|Larry Stanley Pierce|
Larry Stanley Pierce, Medal of Honor recipient
|Born||July 6, 1941|
|Died||September 20, 1965(aged 24)|
|Place of birth||Wewoka, Oklahoma|
|Place of death||near Ben Cat, Republic of Vietnam|
|Allegiance||United States of America|
|Service/branch||United States Army|
|Years of service||1961 - 1965|
|Rank||Staff Sergeant (posthumous)|
|Unit||503rd Infantry Regiment, 173rd Airborne Brigade|
Medal of Honor|
Larry Stanley Pierce (July 6, 1941 – September 20, 1965) was a United States Army soldier and a recipient of the United States military's highest decoration—the Medal of Honor—for his actions in the Vietnam War.
Born in Wewoka, Oklahoma, Pierce's family moved to California when he was young and he was raised there in the city of Taft. He and his wife Verlin had three children: a daughter, Teresa, and two sons, Kelly and Greggory.

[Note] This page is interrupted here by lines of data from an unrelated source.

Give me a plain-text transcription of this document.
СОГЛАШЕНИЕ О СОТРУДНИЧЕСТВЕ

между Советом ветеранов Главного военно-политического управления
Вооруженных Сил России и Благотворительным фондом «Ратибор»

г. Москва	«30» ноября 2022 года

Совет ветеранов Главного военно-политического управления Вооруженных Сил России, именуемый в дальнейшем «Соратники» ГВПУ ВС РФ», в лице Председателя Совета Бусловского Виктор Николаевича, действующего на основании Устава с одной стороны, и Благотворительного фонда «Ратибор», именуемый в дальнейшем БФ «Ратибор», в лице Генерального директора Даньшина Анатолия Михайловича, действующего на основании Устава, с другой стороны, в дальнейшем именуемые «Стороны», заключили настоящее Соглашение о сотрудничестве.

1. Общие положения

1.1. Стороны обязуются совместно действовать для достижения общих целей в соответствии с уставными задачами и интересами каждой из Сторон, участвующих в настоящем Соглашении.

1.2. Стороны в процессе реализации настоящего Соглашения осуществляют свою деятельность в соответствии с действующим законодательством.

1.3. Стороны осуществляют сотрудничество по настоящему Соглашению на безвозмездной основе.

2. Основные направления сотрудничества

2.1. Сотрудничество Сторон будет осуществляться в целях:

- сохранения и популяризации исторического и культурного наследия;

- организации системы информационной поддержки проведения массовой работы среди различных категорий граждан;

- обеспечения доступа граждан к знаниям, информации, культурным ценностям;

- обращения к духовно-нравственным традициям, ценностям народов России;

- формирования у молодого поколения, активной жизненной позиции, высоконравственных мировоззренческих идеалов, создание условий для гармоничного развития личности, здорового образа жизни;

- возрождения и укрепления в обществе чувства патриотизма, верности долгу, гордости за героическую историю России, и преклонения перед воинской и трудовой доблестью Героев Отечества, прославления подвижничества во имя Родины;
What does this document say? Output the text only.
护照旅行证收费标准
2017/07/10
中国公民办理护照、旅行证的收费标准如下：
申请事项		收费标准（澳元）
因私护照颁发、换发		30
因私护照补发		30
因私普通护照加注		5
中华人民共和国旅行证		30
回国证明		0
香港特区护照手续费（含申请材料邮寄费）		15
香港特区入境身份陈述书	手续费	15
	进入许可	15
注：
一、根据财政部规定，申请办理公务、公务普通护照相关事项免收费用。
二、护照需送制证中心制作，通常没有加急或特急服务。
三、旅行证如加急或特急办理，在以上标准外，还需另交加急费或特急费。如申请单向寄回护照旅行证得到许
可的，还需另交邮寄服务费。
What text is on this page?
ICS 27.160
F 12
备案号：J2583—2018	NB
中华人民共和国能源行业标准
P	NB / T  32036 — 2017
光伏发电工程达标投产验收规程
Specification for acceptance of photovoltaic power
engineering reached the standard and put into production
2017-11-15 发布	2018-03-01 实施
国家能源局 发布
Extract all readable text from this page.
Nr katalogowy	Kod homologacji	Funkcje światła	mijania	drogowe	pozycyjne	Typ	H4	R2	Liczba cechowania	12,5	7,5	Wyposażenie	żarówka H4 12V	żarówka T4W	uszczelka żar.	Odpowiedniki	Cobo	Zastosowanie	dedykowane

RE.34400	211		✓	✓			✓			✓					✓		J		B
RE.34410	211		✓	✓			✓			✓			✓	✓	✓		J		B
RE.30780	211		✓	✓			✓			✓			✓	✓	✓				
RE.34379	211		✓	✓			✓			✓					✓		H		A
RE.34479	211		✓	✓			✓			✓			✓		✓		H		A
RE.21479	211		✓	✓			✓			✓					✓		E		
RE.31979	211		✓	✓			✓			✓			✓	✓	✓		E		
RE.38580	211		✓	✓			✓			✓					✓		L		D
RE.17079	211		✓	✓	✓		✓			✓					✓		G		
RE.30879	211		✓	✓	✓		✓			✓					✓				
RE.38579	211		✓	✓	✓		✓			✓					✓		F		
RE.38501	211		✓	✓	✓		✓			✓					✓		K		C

Pierce joined the Army from Fresno, California in 1961, and by September 20, 1965, was serving as a sergeant in the Headquarters and Headquarters Company of the 1st Battalion (Airborne), 503rd Infantry Regiment, 173rd Airborne Brigade. On that day, near Ben Cat in the central highlands of South Vietnam, Pierce smothered the blast of an anti-personnel mine with his body, sacrificing his life to protect his fellow soldiers. For his actions, he was posthumously awarded the Medal of Honor on February 24, 1966, and promoted to staff sergeant. The medal was formally presented to his family by President Lyndon B. Johnson during a ceremony at the White House.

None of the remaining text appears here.